Le choix de se faire opérer, qui reste à la discrétion du joueur, dépend de contingences sportives, mais aussi parfois contractuelles. "Je me souviens d'un international qui ne voulait pas se faire opérer et qui a décidé d'aller à l'encontre du médecin du club et de son président. Il avait comme raisonnement : j'ai trois ans de contrat donc je peux prendre mon temps pour me faire soigner." Neymar, lui, n'a pas de temps à perdre.
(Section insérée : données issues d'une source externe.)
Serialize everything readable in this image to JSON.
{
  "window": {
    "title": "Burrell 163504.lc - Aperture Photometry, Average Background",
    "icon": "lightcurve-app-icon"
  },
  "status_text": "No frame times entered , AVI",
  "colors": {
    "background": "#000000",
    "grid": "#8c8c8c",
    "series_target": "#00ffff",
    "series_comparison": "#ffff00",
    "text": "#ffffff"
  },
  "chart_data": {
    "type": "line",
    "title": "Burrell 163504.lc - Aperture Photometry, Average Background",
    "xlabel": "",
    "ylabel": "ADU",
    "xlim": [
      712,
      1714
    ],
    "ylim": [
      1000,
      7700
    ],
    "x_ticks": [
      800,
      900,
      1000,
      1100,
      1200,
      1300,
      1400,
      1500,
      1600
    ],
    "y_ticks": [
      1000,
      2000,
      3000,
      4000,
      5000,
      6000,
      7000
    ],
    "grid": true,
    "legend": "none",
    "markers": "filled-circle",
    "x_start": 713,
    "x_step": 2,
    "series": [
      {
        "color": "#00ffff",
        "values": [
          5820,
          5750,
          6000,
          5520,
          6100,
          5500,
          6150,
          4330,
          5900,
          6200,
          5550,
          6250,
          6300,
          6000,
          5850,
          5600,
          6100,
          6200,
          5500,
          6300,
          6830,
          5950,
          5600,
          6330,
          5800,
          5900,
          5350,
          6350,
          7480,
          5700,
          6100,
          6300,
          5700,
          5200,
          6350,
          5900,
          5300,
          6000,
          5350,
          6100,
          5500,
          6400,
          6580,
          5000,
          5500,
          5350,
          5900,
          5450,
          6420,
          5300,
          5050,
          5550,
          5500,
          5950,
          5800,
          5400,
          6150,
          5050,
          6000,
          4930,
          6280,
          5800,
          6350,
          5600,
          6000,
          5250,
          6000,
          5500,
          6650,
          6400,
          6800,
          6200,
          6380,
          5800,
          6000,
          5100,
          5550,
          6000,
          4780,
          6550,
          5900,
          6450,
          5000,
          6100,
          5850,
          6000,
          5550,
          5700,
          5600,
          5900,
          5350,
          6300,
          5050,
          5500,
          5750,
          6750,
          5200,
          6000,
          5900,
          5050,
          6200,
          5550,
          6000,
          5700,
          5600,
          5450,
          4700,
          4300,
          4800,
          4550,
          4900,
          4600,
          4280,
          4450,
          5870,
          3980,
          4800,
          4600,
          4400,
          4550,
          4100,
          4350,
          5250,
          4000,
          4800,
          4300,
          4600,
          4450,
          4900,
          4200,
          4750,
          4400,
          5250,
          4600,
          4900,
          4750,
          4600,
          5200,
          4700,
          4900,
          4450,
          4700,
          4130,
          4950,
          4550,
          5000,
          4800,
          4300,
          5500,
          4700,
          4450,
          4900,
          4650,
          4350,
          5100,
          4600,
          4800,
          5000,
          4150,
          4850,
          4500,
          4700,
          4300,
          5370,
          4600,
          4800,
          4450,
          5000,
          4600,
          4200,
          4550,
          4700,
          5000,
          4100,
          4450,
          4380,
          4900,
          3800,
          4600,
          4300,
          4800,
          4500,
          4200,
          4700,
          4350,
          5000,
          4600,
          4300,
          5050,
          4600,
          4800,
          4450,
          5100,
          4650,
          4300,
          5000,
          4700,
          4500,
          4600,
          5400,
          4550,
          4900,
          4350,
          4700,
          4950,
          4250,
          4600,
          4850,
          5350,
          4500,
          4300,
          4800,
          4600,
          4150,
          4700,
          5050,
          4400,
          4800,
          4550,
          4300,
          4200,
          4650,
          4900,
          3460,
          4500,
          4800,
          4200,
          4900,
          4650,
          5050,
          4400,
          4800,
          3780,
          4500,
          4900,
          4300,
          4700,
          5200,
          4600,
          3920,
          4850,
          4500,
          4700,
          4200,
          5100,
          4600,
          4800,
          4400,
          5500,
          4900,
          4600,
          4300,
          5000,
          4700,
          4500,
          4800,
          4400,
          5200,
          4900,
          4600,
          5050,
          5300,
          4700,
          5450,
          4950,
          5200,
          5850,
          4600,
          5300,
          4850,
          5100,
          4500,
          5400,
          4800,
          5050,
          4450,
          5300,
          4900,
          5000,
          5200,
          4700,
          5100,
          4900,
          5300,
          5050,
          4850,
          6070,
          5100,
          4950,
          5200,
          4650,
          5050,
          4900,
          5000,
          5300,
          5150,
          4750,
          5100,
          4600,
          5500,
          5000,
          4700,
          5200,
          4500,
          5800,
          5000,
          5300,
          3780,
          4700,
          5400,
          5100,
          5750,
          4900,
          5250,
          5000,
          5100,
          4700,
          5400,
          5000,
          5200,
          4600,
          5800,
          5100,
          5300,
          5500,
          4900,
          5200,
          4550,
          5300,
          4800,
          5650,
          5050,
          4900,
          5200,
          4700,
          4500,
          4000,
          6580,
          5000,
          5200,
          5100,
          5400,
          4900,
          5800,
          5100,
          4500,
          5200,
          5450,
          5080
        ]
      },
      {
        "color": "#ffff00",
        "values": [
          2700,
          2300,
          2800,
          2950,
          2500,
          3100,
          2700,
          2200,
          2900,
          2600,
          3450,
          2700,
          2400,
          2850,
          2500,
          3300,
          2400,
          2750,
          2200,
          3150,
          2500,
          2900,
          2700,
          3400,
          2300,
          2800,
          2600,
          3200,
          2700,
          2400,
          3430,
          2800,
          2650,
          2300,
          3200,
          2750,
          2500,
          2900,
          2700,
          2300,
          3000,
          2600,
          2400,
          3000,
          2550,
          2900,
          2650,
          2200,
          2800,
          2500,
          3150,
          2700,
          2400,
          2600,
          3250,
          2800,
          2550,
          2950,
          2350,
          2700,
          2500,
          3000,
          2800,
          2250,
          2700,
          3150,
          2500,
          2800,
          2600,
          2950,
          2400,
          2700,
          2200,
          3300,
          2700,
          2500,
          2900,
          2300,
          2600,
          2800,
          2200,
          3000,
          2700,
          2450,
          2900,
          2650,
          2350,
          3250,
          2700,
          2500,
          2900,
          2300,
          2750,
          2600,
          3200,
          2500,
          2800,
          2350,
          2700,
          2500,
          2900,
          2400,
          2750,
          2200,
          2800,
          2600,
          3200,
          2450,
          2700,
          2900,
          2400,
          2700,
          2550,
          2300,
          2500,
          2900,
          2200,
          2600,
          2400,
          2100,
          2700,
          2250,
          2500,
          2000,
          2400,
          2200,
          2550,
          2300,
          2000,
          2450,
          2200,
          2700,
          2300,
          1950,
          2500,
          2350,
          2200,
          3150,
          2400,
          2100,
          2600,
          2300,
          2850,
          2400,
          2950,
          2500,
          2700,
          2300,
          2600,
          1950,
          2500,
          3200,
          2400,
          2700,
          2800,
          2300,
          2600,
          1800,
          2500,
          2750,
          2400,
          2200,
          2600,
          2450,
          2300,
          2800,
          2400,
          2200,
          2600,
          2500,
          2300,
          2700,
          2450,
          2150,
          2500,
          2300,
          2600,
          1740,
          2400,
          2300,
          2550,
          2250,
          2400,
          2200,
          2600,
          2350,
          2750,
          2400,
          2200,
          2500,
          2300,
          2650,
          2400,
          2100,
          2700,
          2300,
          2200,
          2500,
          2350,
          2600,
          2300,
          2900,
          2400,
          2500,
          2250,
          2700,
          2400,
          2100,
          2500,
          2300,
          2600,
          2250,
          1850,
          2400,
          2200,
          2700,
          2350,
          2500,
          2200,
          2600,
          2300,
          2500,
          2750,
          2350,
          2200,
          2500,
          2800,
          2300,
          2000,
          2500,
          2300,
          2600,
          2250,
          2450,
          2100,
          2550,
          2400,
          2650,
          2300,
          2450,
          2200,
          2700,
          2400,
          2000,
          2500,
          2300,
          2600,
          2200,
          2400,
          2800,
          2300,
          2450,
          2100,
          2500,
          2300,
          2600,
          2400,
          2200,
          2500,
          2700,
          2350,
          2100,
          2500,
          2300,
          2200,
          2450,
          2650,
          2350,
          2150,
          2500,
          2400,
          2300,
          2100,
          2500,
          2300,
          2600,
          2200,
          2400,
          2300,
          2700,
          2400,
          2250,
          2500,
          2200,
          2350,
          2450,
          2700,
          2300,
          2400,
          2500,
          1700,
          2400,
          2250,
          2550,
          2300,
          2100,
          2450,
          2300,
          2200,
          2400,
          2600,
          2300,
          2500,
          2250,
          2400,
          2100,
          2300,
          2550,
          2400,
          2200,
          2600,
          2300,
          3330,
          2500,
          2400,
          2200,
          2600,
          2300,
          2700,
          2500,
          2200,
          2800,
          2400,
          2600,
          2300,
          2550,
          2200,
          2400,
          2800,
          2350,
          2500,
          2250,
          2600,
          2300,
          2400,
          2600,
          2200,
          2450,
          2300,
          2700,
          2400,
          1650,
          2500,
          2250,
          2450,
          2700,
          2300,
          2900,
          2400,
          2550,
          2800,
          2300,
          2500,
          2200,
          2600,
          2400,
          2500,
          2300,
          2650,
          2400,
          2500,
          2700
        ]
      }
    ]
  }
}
"Que des avantages." Jean-Pierre Paclet n'est pas surpris que la cheville droite de Neymar soit désormais entre les mains du médecin de la sélection brésilienne. Il avait l'habitude à son époque de travailler avec les médecins des clubs. "Ce genre de collaboration ne présente que des avantages. Pour le médecin de la sélection, il s'agit de se tenir au courant de la santé des joueurs potentiellement sélectionnables, et de remonter les informations au sélectionneur, et pour le médecin de club, ça lui permet de faire valider ses options de traitement, dans le cas de décision difficile à prendre, comme c'est le cas ici."
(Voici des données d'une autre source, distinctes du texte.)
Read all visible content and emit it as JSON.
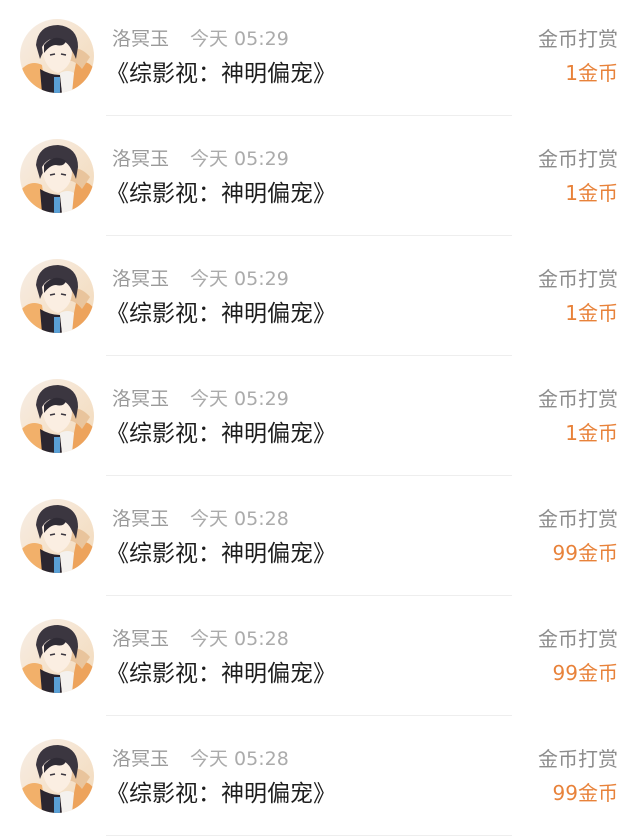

A-t-il été déjà confronté à des tensions avec ses collègues ? "Pas forcément avec des clubs. Ce sont des cultures médicales qui sont parfois très différentes. Il y a ainsi une conception méditerranéenne des traitements médicaux. Je me suis bien entendu avec les médecins espagnols, italiens, portugais, et plus difficilement avec les médecins anglo-saxons, les Anglais, les Allemands. Parce qu'ils étaient beaucoup plus interventionnistes. S'il y a deux possibilités de traitement, médical et chirurgical, ils vont tout de suite vers la chirurgie, alors qu'en France, on considère la chirurgie comme le traitement le plus agressif, et qu'elle doit n'être envisagée qu'avec certitude."
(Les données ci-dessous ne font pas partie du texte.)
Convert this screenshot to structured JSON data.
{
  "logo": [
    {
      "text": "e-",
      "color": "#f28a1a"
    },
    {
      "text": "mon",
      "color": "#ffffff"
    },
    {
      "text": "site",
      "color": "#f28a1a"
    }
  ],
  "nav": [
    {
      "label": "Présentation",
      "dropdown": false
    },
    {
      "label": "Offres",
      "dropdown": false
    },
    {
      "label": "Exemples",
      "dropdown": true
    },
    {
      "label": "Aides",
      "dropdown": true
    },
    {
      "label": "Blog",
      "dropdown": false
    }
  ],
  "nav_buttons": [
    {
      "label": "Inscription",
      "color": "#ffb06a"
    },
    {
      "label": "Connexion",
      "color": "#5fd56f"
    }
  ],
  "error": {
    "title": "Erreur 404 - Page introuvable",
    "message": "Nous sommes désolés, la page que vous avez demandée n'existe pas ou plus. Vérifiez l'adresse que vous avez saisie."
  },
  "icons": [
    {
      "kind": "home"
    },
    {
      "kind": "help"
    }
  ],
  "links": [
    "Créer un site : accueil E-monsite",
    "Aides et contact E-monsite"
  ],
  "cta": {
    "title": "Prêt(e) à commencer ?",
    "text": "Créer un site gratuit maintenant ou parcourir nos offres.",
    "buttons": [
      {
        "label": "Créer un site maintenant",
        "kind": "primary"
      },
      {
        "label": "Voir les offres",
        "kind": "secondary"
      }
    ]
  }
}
" Tant qu'à se faire opérer, autant qu'il soit là-bas, chez lui, plutôt que d'être à Paris à traîner sa peine "

"Il faut que le malade adhère à son traitement". Le docteur Paclet souligne un élément essentiel : il faut que le joueur, et donc le patient, soit en confiance. "Pour un médecin, être imposé à un joueur est la situation la plus désagréable qui soit. Dans ces cas-là, le traitement n'est pas voué à l'échec, mais il aura de moins bons résultats. Dans la thérapeutique d'une blessure ou d'une maladie, il faut que le malade adhère à son traitement et qu'il y ait des rapports de confiance entre le médecin et son patient." C'est certainement le cas entre Neymar et le docteur Lasmar, qui l'avait notamment suivi lors du dernier Mondial, au Brésil, où il s'était fracturé une vertèbre. Et il est sûr aussi, que Neymar préfère vivre sa convalescence dans son pays plutôt qu'à Paris.

"Tant qu'à se faire opérer, autant qu'il soit là-bas, chez lui, plutôt que d'être à Paris à traîner sa peine et à voir les autres s'entraîner", estime Raymond Domenech. Ce qui n'empêche évidemment pas Paris de suivre son "actif" à 222 millions d'euros. Maxwell, le directeur sportif du club, et le professeur Saillant, collègue et mentor d'Éric Rolland, actuel médecin du PSG, sont attendus à Belo Horizonte.

Pour nos deux grands témoins, il n'y aurait donc pas d'affaire Neymar. Jean-Pierre Paclet admet juste de la maladresse peut-être. "Les différents corps médicaux (du club et de la sélection) se sont réunis et les conclusions sont vite tombées. Il n'y a pas eu bataille. Convoquer une conférence de presse pour éviter les fuites éventuelles et parler d'une seule voix, à 24 heures d'un PSG-Marseille, ça aurait transformé cette blessure en affaire d'État alors que moi, je trouve qu'ils ont au contraire réglé le problème de manière tout à fait naturelle, dans les règles et dans l'intérêt du joueur en tout cas." Reste maintenant à réussir l'opération, qui sera autant suivie à Paris qu'au Brésil.